Smiling Friends is like many of the best animated series in that it looks like it was made for children. Depending on your mood, its name could sound scary or good.

The Smiling Friends employees are given a simple task by their boss in order to make clients smile. In the pilot, the pair try to cheer up a man who is holding a gun to his head. Frowning Friends set up shop across the street by the 7th episode of the show. They're the bizarro versions of us, but what's the end game? "It's just pissing me off now." The new outfit draws a crowd, promising to reveal the brutal cruelties of reality, and it is easy to make people frown than it is to make them smile. Stock footage of military marches and burning trees is what Frowning Friends grotesqueries look like. Charlie says, "Is this really supposed to be?" The internet has been worse for me.

Much of the humor and darkness of Smiling Friends can be found on the internet. The show and the joke are from a time when the internet felt more open and free. Smiling Friends was created in the early and mid-aughts internet animation and humor, a time when colorful cartoons about bopping badgers spread like wildfire and kids had to install the latest version of flash player to keep up. Hadel says that when he was a child, he meant to go to his friend's house and watch the worst video they could find. When kids crowded around a computer and beat up a George W. Bush, they went to shock sites like Meatspin and Lemon Party.
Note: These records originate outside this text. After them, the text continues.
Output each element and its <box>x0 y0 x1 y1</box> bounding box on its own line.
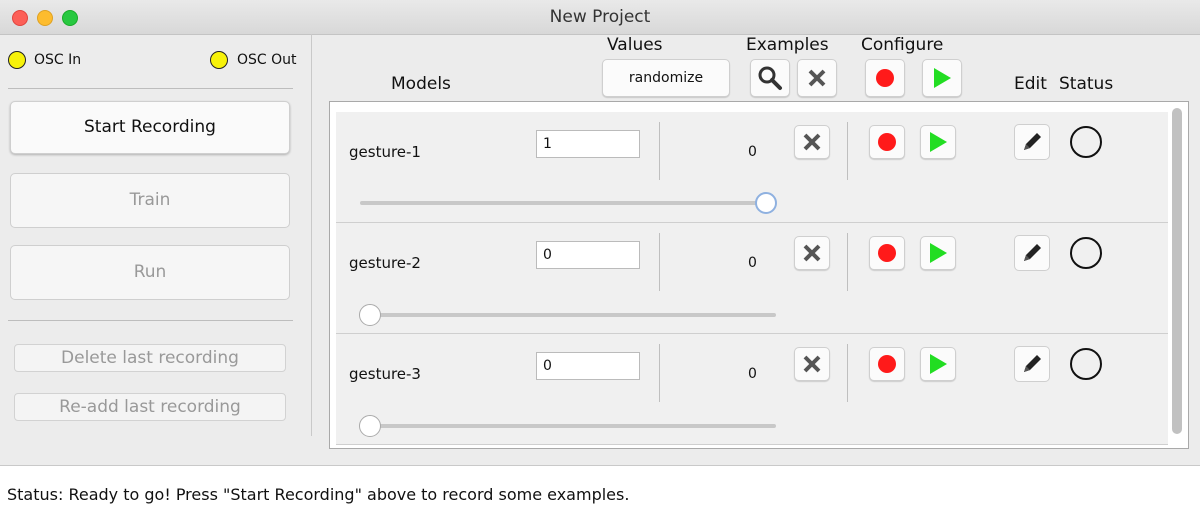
model-status-indicator <box>1070 348 1102 380</box>
model-row: gesture-3 0 0 <box>336 334 1168 445</box>
model-slider[interactable] <box>359 415 776 437</box>
model-name: gesture-1 <box>349 143 421 161</box>
column-divider <box>659 344 660 402</box>
search-examples-button[interactable] <box>750 59 790 97</box>
play-all-button[interactable] <box>922 59 962 97</box>
osc-in-label: OSC In <box>34 52 82 68</box>
model-slider[interactable] <box>359 304 776 326</box>
model-name: gesture-3 <box>349 365 421 383</box>
pencil-icon <box>1024 355 1041 372</box>
column-divider <box>847 122 848 180</box>
model-value-input[interactable]: 0 <box>536 352 640 380</box>
status-text: Status: Ready to go! Press "Start Record… <box>7 485 630 504</box>
close-icon <box>803 355 821 373</box>
record-icon <box>876 69 894 87</box>
record-model-button[interactable] <box>869 347 905 381</box>
record-model-button[interactable] <box>869 236 905 270</box>
play-icon <box>934 68 951 88</box>
example-count: 0 <box>748 366 757 382</box>
model-row: gesture-1 1 0 <box>336 112 1168 223</box>
example-count: 0 <box>748 144 757 160</box>
title-bar: New Project <box>0 0 1200 35</box>
column-divider <box>659 233 660 291</box>
window-title: New Project <box>549 7 651 27</box>
model-row: gesture-2 0 0 <box>336 223 1168 334</box>
osc-in-indicator-icon <box>8 51 26 69</box>
play-model-button[interactable] <box>920 125 956 159</box>
column-divider <box>659 122 660 180</box>
models-header: Models <box>391 74 451 94</box>
close-icon <box>803 244 821 262</box>
play-icon <box>930 243 947 263</box>
edit-model-button[interactable] <box>1014 124 1050 160</box>
record-icon <box>878 355 896 373</box>
model-name: gesture-2 <box>349 254 421 272</box>
slider-knob[interactable] <box>359 415 381 437</box>
run-button[interactable]: Run <box>10 245 290 300</box>
search-icon <box>758 66 782 90</box>
record-model-button[interactable] <box>869 125 905 159</box>
column-divider <box>847 233 848 291</box>
status-header: Status <box>1059 74 1114 94</box>
start-recording-button[interactable]: Start Recording <box>10 101 290 154</box>
configure-header: Configure <box>861 35 944 55</box>
values-header: Values <box>607 35 663 55</box>
model-value-input[interactable]: 0 <box>536 241 640 269</box>
example-count: 0 <box>748 255 757 271</box>
delete-last-recording-button[interactable]: Delete last recording <box>14 344 286 372</box>
osc-out-label: OSC Out <box>237 52 297 68</box>
sidebar-divider <box>8 88 293 89</box>
vertical-scrollbar[interactable] <box>1172 108 1182 434</box>
status-bar: Status: Ready to go! Press "Start Record… <box>0 465 1200 519</box>
slider-knob[interactable] <box>755 192 777 214</box>
delete-all-examples-button[interactable] <box>797 59 837 97</box>
close-icon <box>808 69 826 87</box>
pencil-icon <box>1024 133 1041 150</box>
play-icon <box>930 354 947 374</box>
randomize-button[interactable]: randomize <box>602 59 730 97</box>
edit-header: Edit <box>1014 74 1047 94</box>
delete-examples-button[interactable] <box>794 236 830 270</box>
slider-knob[interactable] <box>359 304 381 326</box>
play-model-button[interactable] <box>920 347 956 381</box>
record-all-button[interactable] <box>865 59 905 97</box>
model-status-indicator <box>1070 126 1102 158</box>
record-icon <box>878 244 896 262</box>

It wasRotten.com that was the first website that I ever went on. It must have been seven years ago. It's not great. Do you think it is? Perhaps it is.

Both Hadel and Cusack grew up in this time period. The younger of the two started making cartoons as a kid, but in his early twenties he began watching videos on animation and uploading shorts to the site, and he has produced his own show, YOLO Crystal Fantasy, and a parody episode of Rick and Morty. Hadel, known online as Psychicpebbles and the world's strongest gaming player, was building a following with various online and offline activities.

He was a bigger personality on the video sharing site for animation than I was. Both of us wanted to do TV. Smiling Friends was one of the projects we came up with after teaming up.

Hadel began working on games and animation on Newgrounds. Insiders knew where to find the good stuff, even though Newgrounds was known for its violent stick figures. If the internet was a Wild West, Newgrounds was the saloon owner and flash player was the six- shooter. Hadel says he started seeing stuff uploaded there that was on par with what was on television. The friendly war was inspiring. The cartoons were completed by one person. As excited as I was for Family Guy episodes, I was equally excited for Tomorrow's Nobody. He was excited that both were important in his mind, but one cost millions of dollars and the other cost nothing.